With multiple ways to earn points, the question of balance is brought to attention. You can earn points from laying a pattern of tiles, eating specific bamboo pieces and growing bamboo trees to various lengths. The points earned vary depending on the difficulty of the card, although one or two minor issues have arisen. A couple of Gardener cards despite being worth 8 points (highest available) are notoriously difficult to achieve and tile objectives depend heavily on whether your opponents are also grabbing tiles as your patterns can get messed up if you're not careful. That being said, there is plenty of variation in the objectives in each pile and the tile issue can be mitigated.

For example if you need a specific layout, you should be focusing your turns on grabbing new tiles and using any "wind" effect on the weather die (use the same action twice) to spam the action. With the wild die face there is a 1 in 3 chance of achieving this and if you're spamming tiles, opponents will likely focus on other actions while you get the board set up for them so the issue as stated is relatively minor. Call that a free strategy tip from me! So for the most part, the balance is fairly strong and in my two victories to date I had a balance of objectives achieved. After all focusing on only one type means your actions are limited and thus your turns might not be efficient.

One caveat I would make however is that you should always play with the advanced variant rule. Advanced is a bit of a misrepresentation here, it simply means that when you draw an objective card, if it's one that you already meet the conditions for, you must discard it and draw a new one. Playing by the normal rules means that sometimes a player can get lucky with "instant objectives" particularly with the garden tile objectives in the late game.



Verdict

The two best words I can use to describe Takenoko are "relaxing" and "charming". It's difficult to think of anything to dislike about the game even though it's not the best one in existence, but it's just so soothing when you play it. Even with the tension of hoping the other players don't mess up your plans it doesn't feel like a stressful game at all and everyone just feels at peace when playing around with the gardener and panda miniatures.
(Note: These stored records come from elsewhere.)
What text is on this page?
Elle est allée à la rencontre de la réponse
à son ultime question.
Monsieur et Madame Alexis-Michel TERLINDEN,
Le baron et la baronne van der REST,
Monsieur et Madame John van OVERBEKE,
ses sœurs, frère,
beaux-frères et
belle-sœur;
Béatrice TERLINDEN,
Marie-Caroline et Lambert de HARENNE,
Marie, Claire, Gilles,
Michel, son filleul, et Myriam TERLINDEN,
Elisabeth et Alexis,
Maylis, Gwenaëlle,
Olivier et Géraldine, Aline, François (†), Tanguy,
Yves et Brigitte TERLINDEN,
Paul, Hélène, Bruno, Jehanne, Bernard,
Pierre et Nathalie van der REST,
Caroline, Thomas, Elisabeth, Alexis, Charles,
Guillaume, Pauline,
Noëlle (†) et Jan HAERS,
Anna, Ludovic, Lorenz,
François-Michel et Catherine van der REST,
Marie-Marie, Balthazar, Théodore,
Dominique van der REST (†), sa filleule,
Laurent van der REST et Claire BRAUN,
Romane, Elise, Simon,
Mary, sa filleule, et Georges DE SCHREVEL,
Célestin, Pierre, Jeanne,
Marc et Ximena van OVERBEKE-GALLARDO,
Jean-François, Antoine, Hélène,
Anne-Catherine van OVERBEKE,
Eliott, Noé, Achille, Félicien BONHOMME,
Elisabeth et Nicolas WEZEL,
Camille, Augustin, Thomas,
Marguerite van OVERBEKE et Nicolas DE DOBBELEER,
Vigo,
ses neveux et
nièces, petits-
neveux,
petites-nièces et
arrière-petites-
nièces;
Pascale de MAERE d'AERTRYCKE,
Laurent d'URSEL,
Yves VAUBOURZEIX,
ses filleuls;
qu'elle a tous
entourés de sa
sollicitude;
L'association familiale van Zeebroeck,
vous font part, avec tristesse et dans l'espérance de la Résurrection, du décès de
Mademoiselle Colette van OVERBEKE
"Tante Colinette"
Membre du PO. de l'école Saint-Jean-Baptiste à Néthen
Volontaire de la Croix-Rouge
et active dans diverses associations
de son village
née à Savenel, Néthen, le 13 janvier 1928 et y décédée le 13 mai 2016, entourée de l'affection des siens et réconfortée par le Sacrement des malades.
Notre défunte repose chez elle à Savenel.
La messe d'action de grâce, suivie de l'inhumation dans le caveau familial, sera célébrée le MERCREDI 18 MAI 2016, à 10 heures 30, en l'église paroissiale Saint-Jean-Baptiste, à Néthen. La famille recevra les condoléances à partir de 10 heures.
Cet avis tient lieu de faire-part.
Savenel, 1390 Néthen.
These combined with the wooden bamboo pieces and solid tiles result in one of the best set of components I've seen in any gateway game to date.

Takenoko is a perfect way to wind down after a long evening of gaming or to act as a quick filler between meatier ventures. It's a solid choice for anyone looking to acquire a gateway game to teach to new players as the rules are simple and tie into what's going on nicely. In fact I enjoyed the game so much after trying it at ManorCon that I bought my copy there and then and it's already become a hit with my new converts.

And with the prospect of the upcoming Chibi expansion introducing a female panda, I can see the jokes writing themselves. It took me a long, long time to find someone to try this out with, but it was definitely worth the wait and it's now currently plugging up that aforementioned gap in my gateway game collection.


You Will Like This Game If:

You want a simple, fun game to bring new gamers into the hobby.

You want to play this with children - the rules are not complex and the colourful aesthetics will appeal to them.

You like pandas. Come on, how can you not like the miniature panda in this game?


You Will Not Like This Game If:

You are looking for something heavier - it's a simple, light filler game with choices, but not much strategic depth.

You are keeping the player count at 2 - it's fine with two players, but I think its full potential is with more.

You don't use the advanced variant rule - players getting lucky with draws might irritate some people.